In the late summer of 1966, San Francisco was already something of a West Coast gay mecca—though very much without the approval of city authorities. Laws against same-sex dancing and “cross-dressing” were used as excuses to raid bars, balls, and any other part of the “homosexual underground.”
The worst abuses were often directed at trans women, who could be arrested simply for being seen in public. Most lived in the Tenderloin, “a marketplace of vice, degradation and human misery” (as one sensationalist TV report put it then)—if only because police were even less tolerant of their existence anywhere else.

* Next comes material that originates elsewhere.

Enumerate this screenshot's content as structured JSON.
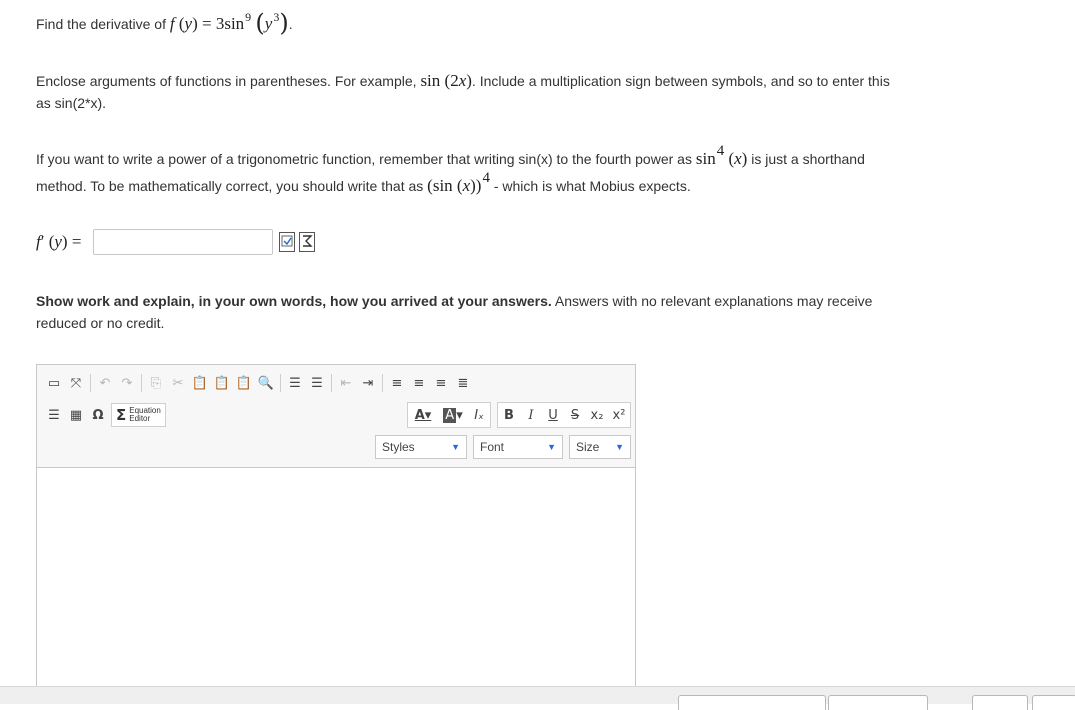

A popular hangout for many queer people was a diner at the corner of Turk and Taylor, conveniently near both a gay bathhouse and a bar popular with trans people. Gene Compton’s Cafeteria was a budget restaurant chain with several local outlets. The Tenderloin branch’s management wasn’t thrilled by having such a conspicuous, flamboyant clientele in its big picture windows—both streetwalking “gutter girls,” as one person quoted in a documentary referred to herself and her community, and their upscale sisterhood working the stage at fabled cabaret Finocchio’s—but they tolerated it. The same could not be said for the SFPD, whose harassment was incessant. “You could be taken to jail at any second for no reason at all,” one habitué later recalled.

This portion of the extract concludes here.